The final showdown almost literally takes place in an octagon; J.D. faces off against Mexican Luke Wilson, Deputy Boles (Ron Cedillos), while a horse inexplicably freaks out in the background. You know how this is got to end, even though J.D. has to meditate away having been shot in the stomach before the fight. There's some good kicks, but you know this kind of movie isn't going to have the same kind of action scenes that you'd get now in an action movie. Half of the film is best summed up as Chuck Norris kicking hillbillies in the face in a tourist replica western town, not that there's really anything wrong with that. And when it comes time for the anonymous, faceless army of truckers to come save J.D.'s bacon, vigilante justice is never going to feel so right.

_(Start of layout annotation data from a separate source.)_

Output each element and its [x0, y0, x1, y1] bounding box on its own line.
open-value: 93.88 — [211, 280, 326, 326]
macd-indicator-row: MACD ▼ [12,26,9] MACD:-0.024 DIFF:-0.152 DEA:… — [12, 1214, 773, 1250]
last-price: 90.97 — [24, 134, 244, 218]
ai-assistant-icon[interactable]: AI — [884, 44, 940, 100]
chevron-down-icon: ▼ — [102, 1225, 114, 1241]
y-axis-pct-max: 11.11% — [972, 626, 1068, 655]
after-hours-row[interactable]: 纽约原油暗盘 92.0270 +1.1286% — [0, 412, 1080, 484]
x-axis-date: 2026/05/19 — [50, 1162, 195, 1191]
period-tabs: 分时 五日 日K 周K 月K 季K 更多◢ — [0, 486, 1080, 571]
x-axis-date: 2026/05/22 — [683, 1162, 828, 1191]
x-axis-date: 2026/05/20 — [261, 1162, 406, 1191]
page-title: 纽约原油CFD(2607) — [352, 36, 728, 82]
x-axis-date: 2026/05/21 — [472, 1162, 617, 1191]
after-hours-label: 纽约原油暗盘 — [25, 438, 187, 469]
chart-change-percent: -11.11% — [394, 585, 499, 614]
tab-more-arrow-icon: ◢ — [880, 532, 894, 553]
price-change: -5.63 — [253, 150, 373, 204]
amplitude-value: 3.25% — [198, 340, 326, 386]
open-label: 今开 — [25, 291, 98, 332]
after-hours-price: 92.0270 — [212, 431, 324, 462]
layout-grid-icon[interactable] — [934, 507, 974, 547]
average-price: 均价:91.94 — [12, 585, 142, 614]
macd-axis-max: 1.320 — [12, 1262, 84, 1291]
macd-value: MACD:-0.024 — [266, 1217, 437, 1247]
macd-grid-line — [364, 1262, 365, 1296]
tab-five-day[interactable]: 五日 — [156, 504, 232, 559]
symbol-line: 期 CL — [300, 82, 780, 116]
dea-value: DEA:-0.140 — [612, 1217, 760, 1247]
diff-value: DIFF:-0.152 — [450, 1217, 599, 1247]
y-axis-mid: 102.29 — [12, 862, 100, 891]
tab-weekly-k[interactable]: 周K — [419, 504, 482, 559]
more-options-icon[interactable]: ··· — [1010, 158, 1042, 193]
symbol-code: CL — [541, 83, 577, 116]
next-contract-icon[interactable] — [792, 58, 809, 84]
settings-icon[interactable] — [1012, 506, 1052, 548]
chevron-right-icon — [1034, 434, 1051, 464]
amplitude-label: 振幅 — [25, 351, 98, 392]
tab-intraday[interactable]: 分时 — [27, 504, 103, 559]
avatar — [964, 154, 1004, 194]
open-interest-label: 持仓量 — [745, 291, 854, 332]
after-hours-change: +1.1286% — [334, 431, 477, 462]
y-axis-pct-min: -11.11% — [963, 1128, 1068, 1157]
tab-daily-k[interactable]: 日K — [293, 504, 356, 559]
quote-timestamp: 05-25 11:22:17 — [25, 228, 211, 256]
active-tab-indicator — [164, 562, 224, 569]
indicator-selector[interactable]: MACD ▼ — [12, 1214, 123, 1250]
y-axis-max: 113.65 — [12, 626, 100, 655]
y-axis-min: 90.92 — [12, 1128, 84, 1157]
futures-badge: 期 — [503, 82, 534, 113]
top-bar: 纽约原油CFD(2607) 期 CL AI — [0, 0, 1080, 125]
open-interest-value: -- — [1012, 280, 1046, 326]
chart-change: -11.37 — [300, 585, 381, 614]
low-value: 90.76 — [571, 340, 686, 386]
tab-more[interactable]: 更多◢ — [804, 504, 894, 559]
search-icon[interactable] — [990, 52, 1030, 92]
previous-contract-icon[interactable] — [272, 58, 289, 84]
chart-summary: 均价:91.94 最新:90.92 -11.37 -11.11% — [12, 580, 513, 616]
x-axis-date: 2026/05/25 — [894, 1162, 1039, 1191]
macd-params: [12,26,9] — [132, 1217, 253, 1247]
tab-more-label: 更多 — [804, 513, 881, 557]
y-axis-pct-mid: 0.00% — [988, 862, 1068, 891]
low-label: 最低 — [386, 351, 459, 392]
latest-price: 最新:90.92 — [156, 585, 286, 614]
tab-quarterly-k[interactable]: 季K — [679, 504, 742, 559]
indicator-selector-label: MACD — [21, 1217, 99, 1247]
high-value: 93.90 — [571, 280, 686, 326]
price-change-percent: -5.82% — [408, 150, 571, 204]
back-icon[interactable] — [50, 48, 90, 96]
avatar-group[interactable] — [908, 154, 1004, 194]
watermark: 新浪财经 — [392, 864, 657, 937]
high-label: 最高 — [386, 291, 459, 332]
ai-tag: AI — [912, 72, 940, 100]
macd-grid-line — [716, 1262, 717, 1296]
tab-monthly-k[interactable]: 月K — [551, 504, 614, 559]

So like I was saying, I don't even really know what to tell you about "Breaker! Breaker!" This isn't, by any reasonable set of standards, a decent movie. Even ironically, I think it's entirely possible that you could be bored by this. No, I think that you're going to have to have an honest, deep-seated appreciation for custom vans, Chuck Norris kicking things (and none of this internet-style, ironic Norris appreciation, I mean the real deal), CB radios and truckers, dirtbikes, and Wranglers to enjoy "Breaker! Breaker!" There's probably a better movie with these elements, but if you don't like all that to begin with, you'll be lost here. I had a ball, and I have no way to defend that. I can't recommend this movie at all, but I still thought it was awesome.